With the above arrangement, the sputtering apparatus 3 according to this embodiment has almost the same effects as the sputtering apparatus 1 according to the first embodiment. That is, since it is possible to electrically stably supply power to the cathode magnet 23 via the spline 85 and the bearing 87 and set a target 16 and the cathode magnet 23 to an equipotential, stable plasma discharge can be implemented without fear of abnormal discharge.

The present invention is not limited to the above embodiment and various changes and modifications can be made within the spirit and scope of the present invention. Therefore, to apprise the public of the scope of the present invention, the following claims are made.

Claims

1. A sputtering apparatus comprising:

a cathode body on which a target can be arranged;

a cathode magnet configured to generate a magnetic field on a surface of the target arranged on said cathode body;

a magnet driving device configured to rotate said cathode magnet and move said cathode magnet close to or away from said cathode body; and

a power application device configured to apply power to set said cathode body and said cathode magnet to an equipotential,

wherein said magnet driving device includes a magnet support portion connected to said cathode magnet, and a slide support unit configured to support said magnet support portion to be movable in a direction to move close to or away from said cathode body, and

said power application device supplies the power to said cathode magnet via said slide support unit.

2. The sputtering apparatus according to claim 1, wherein said magnet support portion comprises a magnet rotating shaft configured to rotate together with said cathode magnet,

said magnet rotating shaft moves in the direction to move close to or away from said cathode body, and

said slide support unit is arranged between said cathode body and said magnet rotating shaft.

3. The sputtering apparatus according to claim 1, wherein said magnet support portion includes a magnet support shaft connected to said cathode magnet, a magnet rotating shaft configured to transmit a rotating force to said magnet support shaft, and a moving member connected to said magnet support shaft via a bearing and configured to move said magnet support shaft in the direction to move close to or away from said cathode body,

said slide support unit includes an outer spline arranged between said cathode body and said moving member, and an inner spline arranged between said magnet rotating shaft and said magnet support shaft, and

said power application device supplies the power to said cathode magnet via said outer spline and said inner spline.

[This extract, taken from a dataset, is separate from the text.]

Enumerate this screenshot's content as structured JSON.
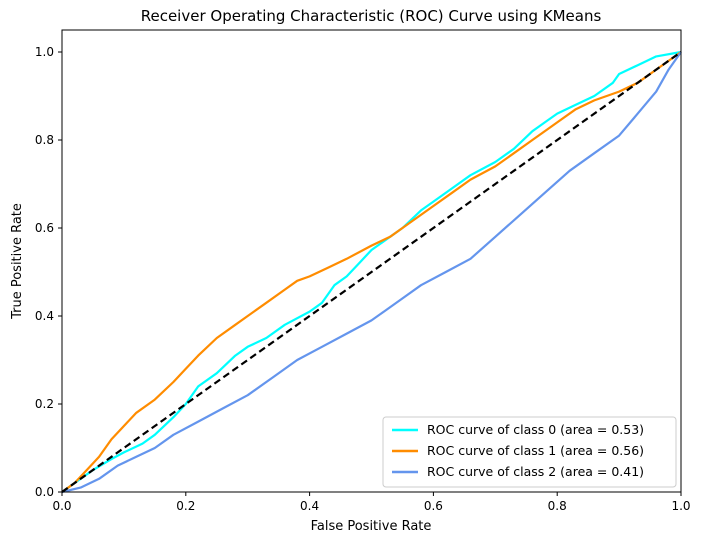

4. The sputtering apparatus according to claim 3, wherein each of said magnet support shaft and said moving member comprises a tubular member, and

said magnet rotating shaft is arranged to be coaxial with said magnet support shaft and said moving member.

5. The sputtering apparatus according to claim 1, wherein said magnet support portion includes a moving member connected to said cathode magnet and configured to move in the direction to move close to or away from said cathode body, and a magnet rotating shaft configured to transmit a rotating force to said moving member,

said slide support unit includes an outer spline arranged between said cathode body and said moving member, and an inner spline arranged between said moving member and said magnet rotating shaft, and

said power application device supplies the power to said cathode magnet via said outer spline.

6. The sputtering apparatus according to claim 5, wherein said moving member comprises a tubular member, and

said magnet rotating shaft is arranged to be coaxial with said moving member.